How does a small startup launch a mail-back recycling program to deliver circular products that massive brands struggle to make? Meet innovator Lindsey McCoy, who started Plaine Products with her sister, Alison, in 2017. Today, Plaine Products offers 16 fully circular personal care products, including shampoo, conditioner, moisturizer, and lotion. These personal care products are made with vegan ingredients and come in aluminum bottles that customers rinse and return for refilling when empty. When a customer runs low, they order a new bottle that arrives before they run out along with a return mail label; after swapping the pump to the new container, the empty is placed in the shipping box to send the battle back to Plaine Products for cleaning, refilling, and use by another customer.
Imagine the circular economy, a world in which everything we buy and use is collected, recycled, composted, or passed on for continued use to lower our environmental impact. The vision sounds a long way off, and it may be a long time until everything can be recycled or composted economically.
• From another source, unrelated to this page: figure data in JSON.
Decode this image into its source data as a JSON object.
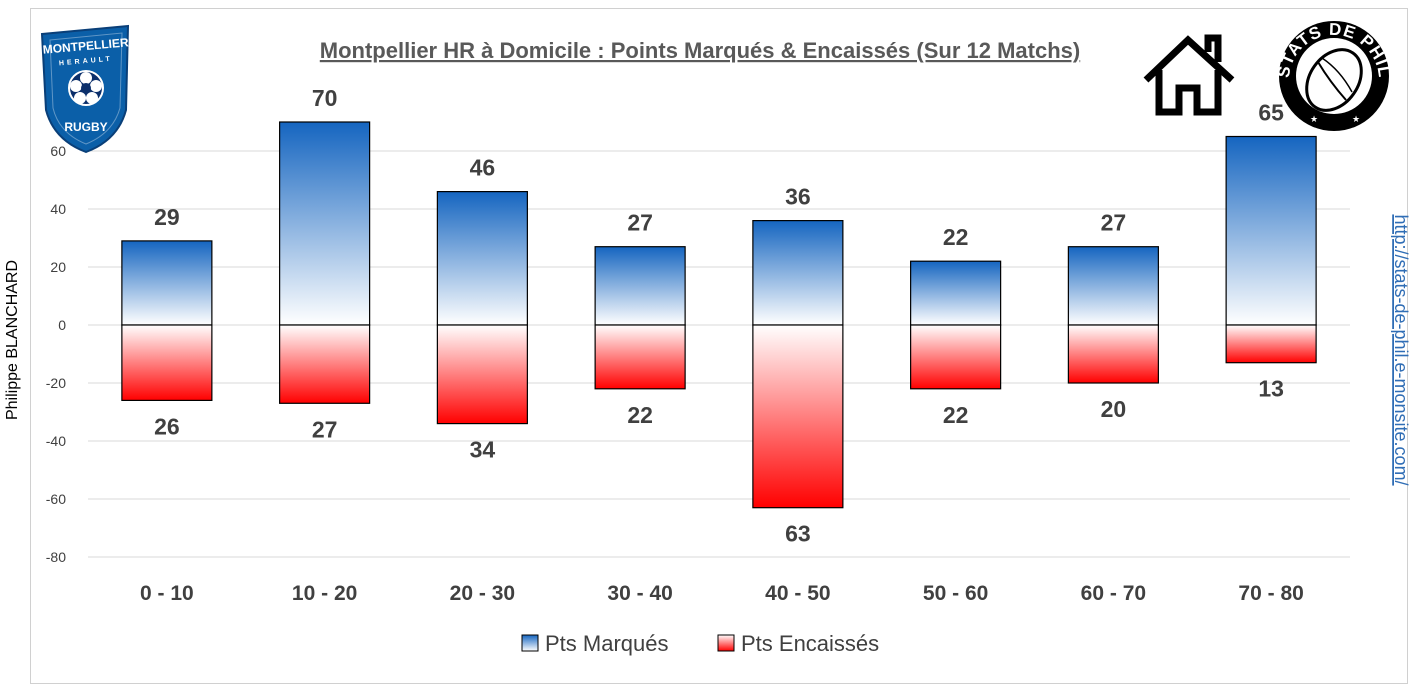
{
  "chart_data": {
    "type": "bar",
    "title": "Montpellier HR à Domicile : Points Marqués & Encaissés (Sur 12 Matchs)",
    "categories": [
      "0 - 10",
      "10 - 20",
      "20 - 30",
      "30 - 40",
      "40 - 50",
      "50 - 60",
      "60 - 70",
      "70 - 80"
    ],
    "series": [
      {
        "name": "Pts Marqués",
        "values": [
          29,
          70,
          46,
          27,
          36,
          22,
          27,
          65
        ],
        "color_top": "#1565c0",
        "color_bottom": "#ffffff"
      },
      {
        "name": "Pts Encaissés",
        "values": [
          26,
          27,
          34,
          22,
          63,
          22,
          20,
          13
        ],
        "direction": "negative",
        "color_top": "#ffffff",
        "color_bottom": "#ff0000"
      }
    ],
    "ylim": [
      -80,
      70
    ],
    "yticks": [
      60,
      40,
      20,
      0,
      -20,
      -40,
      -60,
      -80
    ],
    "grid": true,
    "legend_position": "bottom"
  },
  "side": {
    "author": "Philippe BLANCHARD",
    "url": "http://stats-de-phil.e-monsite.com/"
  },
  "logos": {
    "club": {
      "line1": "MONTPELLIER",
      "line2": "HERAULT",
      "line3": "RUGBY",
      "color": "#0b5fa8"
    },
    "seal": {
      "text": "STATS DE PHIL"
    },
    "home_icon": "house-icon"
  }
}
Among companies, Walmart, Kroger, and Burger King are pioneering circularity through Loop, a consortium of consumer packaged goods brands spearheaded by specialty recycler TerraCycle. Loop has not disclosed how much packaging it has prevented from reaching the landfill. To date, Plaine Products has prevented more than 547,000 plastic bottles from being used once and tossed or escaping into nature as pollution. Lindsey also discusses how more than 270 retail stores now offer Plaine Products circular products in refill stations.